Best wishes, Neil Pakenham-Walsh, HIFA moderator
Hope and despair: community health assistants’ experiences of working in a rural district in Zambia
Joseph Mumba Zulu, John Kinsman, Charles Michelo and Anna-Karin Hurtig
Human Resources for Health 2014, 12:30 doi:10.1186/1478-4491-12-30
Published: 25 May 2014
Background: In order to address the challenges facing the community-based health workforce in Zambia, the Ministry of Health implemented the national community health assistant strategy in 2010. The strategy aims to address the challenges by creating a new group of workers called community health assistants (CHAs) and integrating them into the health system. The first group started working in August 2012. The objective of this paper is to document their motivation to become a CHA, their experiences of working in a rural district, and how these experiences affected their motivation to work.
Methods: A phenomenological approach was used to examine CHAs’ experiences. Data collected through in-depth interviews with 12 CHAs in Kapiri Mposhi district and observations were analysed using a thematic analysis approach.
Results: Personal characteristics such as previous experience and knowledge, passion to serve the community and a desire to improve skills motivated people to become CHAs. Health systems characteristics such as an inclusive work culture in some health posts motivated CHAs to work. Conversely, a non-inclusive work culture created a social structure which constrained CHAs’ ability to learn, to be innovative and to effectively conduct their duties. Further, limited supervision, misconceptions about CHA roles, poor prioritisation of CHA tasks by some supervisors, as well as non- and irregular payment of incentives also adversely affected CHAs’ ability to work effectively.

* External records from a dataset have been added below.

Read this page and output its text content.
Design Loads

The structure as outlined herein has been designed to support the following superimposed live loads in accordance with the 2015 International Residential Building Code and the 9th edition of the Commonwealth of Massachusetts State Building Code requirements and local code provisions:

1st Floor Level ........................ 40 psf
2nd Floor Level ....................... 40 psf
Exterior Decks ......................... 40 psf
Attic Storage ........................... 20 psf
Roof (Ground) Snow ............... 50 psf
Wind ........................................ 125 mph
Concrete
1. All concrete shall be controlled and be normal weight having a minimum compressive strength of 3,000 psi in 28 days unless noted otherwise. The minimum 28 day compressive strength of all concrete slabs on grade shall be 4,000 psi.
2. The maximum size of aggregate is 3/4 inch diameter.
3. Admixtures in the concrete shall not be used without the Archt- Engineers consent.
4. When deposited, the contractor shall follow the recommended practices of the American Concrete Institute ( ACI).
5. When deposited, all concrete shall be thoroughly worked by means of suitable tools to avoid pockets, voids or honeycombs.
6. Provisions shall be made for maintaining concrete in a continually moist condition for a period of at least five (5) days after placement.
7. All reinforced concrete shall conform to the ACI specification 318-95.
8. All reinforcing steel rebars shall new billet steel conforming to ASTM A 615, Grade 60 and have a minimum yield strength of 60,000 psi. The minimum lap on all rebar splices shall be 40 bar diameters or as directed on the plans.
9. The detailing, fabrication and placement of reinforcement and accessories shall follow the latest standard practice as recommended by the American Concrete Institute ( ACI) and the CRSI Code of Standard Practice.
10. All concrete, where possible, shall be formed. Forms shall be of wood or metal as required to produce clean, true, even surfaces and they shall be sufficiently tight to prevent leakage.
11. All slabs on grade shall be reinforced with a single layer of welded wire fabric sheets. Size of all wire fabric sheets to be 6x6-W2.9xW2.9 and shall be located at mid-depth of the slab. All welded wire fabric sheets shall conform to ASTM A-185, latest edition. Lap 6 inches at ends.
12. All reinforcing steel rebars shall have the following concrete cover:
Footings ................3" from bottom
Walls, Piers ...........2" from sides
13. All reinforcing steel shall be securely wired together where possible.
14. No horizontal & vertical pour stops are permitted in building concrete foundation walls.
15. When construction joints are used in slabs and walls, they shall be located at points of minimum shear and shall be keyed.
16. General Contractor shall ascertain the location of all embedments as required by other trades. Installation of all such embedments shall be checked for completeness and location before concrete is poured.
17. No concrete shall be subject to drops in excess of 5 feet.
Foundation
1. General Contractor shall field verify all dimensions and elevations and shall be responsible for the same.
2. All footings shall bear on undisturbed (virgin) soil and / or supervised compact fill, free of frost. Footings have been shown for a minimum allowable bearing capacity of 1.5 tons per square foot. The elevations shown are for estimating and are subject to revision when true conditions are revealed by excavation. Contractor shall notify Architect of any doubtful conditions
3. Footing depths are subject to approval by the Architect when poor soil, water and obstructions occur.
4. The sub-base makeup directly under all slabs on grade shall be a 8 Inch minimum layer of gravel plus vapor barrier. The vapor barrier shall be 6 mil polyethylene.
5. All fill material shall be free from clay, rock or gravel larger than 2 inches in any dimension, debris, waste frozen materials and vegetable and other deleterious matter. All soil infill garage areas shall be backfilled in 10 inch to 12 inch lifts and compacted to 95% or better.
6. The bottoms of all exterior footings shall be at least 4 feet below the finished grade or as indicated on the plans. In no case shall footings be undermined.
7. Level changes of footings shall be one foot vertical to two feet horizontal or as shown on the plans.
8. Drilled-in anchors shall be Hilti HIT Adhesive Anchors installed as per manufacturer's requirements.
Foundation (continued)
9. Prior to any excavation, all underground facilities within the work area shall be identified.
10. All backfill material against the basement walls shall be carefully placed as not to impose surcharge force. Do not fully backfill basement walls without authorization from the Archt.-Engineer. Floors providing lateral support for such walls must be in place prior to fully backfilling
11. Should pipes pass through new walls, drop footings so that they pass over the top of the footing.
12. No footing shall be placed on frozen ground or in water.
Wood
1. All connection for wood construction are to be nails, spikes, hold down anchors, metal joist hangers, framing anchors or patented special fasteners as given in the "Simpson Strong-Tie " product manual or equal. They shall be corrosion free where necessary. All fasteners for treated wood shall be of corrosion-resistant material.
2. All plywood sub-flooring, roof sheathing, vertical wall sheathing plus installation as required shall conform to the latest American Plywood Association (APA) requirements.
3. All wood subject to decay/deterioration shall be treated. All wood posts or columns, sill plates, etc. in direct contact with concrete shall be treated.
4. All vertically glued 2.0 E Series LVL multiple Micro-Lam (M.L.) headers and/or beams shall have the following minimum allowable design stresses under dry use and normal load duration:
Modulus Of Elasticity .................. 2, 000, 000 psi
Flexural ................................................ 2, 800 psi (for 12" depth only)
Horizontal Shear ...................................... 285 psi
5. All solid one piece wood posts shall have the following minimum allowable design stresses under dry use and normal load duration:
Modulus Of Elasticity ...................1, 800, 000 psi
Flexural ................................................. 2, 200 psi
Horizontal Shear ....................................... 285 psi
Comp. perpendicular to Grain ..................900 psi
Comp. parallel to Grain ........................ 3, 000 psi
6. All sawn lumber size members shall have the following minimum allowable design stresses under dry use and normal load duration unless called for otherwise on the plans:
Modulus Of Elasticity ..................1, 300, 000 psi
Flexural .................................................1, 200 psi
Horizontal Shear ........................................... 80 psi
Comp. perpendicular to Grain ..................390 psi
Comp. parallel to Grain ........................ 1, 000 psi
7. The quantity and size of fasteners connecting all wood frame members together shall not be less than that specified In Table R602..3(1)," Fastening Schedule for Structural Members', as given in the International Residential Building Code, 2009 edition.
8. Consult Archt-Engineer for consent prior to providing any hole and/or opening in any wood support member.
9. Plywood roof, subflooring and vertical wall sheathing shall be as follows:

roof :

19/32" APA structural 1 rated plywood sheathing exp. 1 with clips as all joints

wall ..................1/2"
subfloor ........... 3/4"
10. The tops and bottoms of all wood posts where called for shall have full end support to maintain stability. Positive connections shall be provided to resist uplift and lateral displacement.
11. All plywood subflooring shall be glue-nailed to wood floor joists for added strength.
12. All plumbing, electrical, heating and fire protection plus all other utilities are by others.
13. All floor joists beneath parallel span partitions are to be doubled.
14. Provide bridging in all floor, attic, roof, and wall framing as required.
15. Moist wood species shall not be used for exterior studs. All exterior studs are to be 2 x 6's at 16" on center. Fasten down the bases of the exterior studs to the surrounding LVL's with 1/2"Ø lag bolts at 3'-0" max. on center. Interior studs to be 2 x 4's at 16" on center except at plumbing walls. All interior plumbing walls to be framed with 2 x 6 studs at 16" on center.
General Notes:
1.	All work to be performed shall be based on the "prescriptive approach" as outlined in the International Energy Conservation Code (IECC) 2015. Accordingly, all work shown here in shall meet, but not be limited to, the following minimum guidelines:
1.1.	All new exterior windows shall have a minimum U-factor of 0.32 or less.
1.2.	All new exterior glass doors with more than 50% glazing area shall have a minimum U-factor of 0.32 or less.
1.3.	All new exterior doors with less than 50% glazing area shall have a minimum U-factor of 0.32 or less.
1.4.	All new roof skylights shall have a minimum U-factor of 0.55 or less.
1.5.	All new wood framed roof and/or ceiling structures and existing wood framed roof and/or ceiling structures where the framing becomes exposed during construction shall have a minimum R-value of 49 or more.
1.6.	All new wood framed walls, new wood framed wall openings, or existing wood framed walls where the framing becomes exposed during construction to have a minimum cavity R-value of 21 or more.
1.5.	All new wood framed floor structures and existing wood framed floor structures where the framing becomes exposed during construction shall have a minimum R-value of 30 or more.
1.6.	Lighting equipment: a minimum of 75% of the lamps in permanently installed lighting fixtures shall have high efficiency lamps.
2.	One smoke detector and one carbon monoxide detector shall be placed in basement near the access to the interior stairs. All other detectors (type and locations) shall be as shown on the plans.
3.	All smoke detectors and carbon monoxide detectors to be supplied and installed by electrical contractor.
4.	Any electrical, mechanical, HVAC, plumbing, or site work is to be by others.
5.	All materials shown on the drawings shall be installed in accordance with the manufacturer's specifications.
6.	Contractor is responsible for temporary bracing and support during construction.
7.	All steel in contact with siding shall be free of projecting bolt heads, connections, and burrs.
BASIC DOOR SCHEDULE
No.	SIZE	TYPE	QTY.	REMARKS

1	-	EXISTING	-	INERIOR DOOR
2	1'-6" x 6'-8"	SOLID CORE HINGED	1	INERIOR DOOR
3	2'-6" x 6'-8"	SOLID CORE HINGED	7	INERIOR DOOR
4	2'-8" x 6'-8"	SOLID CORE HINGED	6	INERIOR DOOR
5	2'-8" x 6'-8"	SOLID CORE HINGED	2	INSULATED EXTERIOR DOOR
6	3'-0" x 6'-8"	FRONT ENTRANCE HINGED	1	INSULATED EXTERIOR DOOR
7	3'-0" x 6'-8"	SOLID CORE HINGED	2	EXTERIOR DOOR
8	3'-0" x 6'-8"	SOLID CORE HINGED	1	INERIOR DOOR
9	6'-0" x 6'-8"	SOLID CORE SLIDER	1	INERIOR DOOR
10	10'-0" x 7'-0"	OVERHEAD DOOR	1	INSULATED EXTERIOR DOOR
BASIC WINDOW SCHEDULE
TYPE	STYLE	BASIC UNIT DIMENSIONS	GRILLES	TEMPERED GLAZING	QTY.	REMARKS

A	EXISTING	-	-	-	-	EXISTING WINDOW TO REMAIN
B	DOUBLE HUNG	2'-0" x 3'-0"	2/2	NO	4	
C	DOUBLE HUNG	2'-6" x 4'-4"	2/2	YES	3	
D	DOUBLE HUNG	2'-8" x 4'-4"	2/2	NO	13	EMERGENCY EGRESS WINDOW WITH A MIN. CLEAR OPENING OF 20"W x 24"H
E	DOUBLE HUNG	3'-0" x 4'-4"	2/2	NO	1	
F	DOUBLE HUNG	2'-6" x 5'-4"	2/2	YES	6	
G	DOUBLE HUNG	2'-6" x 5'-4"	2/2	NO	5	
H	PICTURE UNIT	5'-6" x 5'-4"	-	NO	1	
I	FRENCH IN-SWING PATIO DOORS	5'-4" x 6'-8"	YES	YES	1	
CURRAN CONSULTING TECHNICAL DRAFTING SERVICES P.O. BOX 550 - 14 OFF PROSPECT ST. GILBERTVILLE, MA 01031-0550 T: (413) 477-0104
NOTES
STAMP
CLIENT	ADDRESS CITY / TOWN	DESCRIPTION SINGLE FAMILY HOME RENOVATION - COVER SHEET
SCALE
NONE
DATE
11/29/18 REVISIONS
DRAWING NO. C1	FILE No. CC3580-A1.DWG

In addition, negative feedback from some colleagues at the health posts affected CHA’s self-confidence and professional outlook. In the community, respect and support provided to CHAs by community members instilled a sense of recognition, appreciation and belonging in CHAs which inspired them to work. On the other hand, limited drug supplies and support from other community-based health workers due to their exclusion from the government payroll inhibited CHAs’ ability to deliver services.
Conclusions: Programmes aimed at integrating community-based health workers into health systems should adequately consider multiple incentives, effective management, supervision and support from the district. These should be tailored towards enhancing the individual, health system and community characteristics that positively impact work motivation at the local level if such programmes are to effectively contribute towards improved primary healthcare.
SELECTED EXTRACTS (selected by Neil PW)
‘Delayed communication of important information to CHAs by a few supervisors also demoralised CHAs. For example, it was reported that some supervisors shelve important documents instead of giving them to CHAs upon receiving them from the MoH.
‘So it’s today that I have found a certain CHA implementation book. I asked her (supervisor) when it came and she said a long time ago. There are also other materials that came in October last year and we are only seeing them now in May.’ (CHA 6, male).
‘The way we are working with the neighbourhood health committee, we are not comfortable… they are not regarding us as trained staff. So they regard the cashier, watchman and cleaner as people who have better information. (CHA 3, male).’